预测的结合位点信息提高了利用实验和计算机生成的靶结构在蛋白质对接中的模型排名

蛋白质-蛋白质相互作用(PPIs)介导了绝大多数的生物过程，因此，研究PPIs以充分理解细胞功能已经取得了重大进展。预测复杂结构对于揭示蛋白质运作的分子机制至关重要。尽管最近在开发大分子组装模型的新方法方面取得了进展，但目前大多数方法都是设计用于实验确定的蛋白质结构。然而，由于只有计算机生成的模型可用于给定基因组中的大量蛋白质，因此为了执行PPIs的全基因组建模，计算工具应该容忍结构上的不准确性。为了解决这个问题，我们开发了eRankPPI，这是一种利用实验结构和蛋白质模型识别蛋白质对接产生的近天然构象的算法。在eRankPPI中实现的评分函数采用了多种特征，包括由eFindSitePPI计算的界面概率估计和一种新的基于接触的对称性评分。在使用具有代表性的homo-和hetero-complex数据集的比较基准中，我们表明eRankPPI始终优于最先进的算法，将成功率提高了约10%。eRankPPI旨在弥合序列数据量、二元相互作用证据和药理学相关蛋白复合物的原子细节之间的差距。在计算机生成的模型中容忍结构缺陷，为跨蛋白质组进行详尽的基于结构的PPI网络重建提供了可能性。本研究使用的方法和数据集可在www.brylinski.org/erankppi上获得。

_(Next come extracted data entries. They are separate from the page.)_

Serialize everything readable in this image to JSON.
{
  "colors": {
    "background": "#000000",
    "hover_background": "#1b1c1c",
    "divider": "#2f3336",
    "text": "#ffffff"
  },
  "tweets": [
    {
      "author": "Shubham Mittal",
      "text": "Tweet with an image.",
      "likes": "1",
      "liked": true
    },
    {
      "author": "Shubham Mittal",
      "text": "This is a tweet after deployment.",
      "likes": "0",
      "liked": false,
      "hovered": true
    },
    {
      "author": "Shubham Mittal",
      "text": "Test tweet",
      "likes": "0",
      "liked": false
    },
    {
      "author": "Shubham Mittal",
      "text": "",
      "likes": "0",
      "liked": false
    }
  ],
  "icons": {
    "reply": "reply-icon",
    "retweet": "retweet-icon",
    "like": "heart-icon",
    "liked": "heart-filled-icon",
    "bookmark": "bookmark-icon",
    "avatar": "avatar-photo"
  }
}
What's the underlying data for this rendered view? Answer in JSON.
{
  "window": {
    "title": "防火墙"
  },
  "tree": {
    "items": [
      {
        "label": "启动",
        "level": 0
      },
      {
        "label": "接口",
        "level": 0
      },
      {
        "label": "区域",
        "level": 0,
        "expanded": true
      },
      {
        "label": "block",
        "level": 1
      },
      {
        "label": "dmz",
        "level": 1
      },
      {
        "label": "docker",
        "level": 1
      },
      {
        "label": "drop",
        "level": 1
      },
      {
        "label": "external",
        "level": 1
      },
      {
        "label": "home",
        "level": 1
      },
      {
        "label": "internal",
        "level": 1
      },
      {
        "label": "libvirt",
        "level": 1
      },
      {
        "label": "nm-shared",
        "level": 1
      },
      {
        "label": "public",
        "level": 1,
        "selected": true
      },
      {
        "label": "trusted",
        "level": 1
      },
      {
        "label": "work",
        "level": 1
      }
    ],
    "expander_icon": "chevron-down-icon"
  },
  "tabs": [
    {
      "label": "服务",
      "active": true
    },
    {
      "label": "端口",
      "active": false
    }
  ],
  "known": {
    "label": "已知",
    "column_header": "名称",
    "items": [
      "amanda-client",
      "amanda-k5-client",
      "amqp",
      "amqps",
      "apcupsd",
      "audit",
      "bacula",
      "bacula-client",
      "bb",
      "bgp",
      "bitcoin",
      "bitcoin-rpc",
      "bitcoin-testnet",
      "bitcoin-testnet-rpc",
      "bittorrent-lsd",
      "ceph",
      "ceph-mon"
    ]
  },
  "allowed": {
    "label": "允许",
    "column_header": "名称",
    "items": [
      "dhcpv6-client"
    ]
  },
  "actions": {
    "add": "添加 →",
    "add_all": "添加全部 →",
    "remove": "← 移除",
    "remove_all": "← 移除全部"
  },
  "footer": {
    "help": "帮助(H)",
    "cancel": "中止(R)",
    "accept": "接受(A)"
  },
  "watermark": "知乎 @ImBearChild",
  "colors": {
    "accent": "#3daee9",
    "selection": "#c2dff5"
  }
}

本文章由计算机程序翻译，如有差异，请以英文原文为准。

求助全文

约1分钟内获得全文去求助

来源期刊

BMC Structural Biology 生物-生物物理

CiteScore

3.60

自引率

0.00%

发文量

期刊介绍： BMC Structural Biology is an open access, peer-reviewed journal that considers articles on investigations into the structure of biological macromolecules, including solving structures, structural and functional analyses, and computational modeling.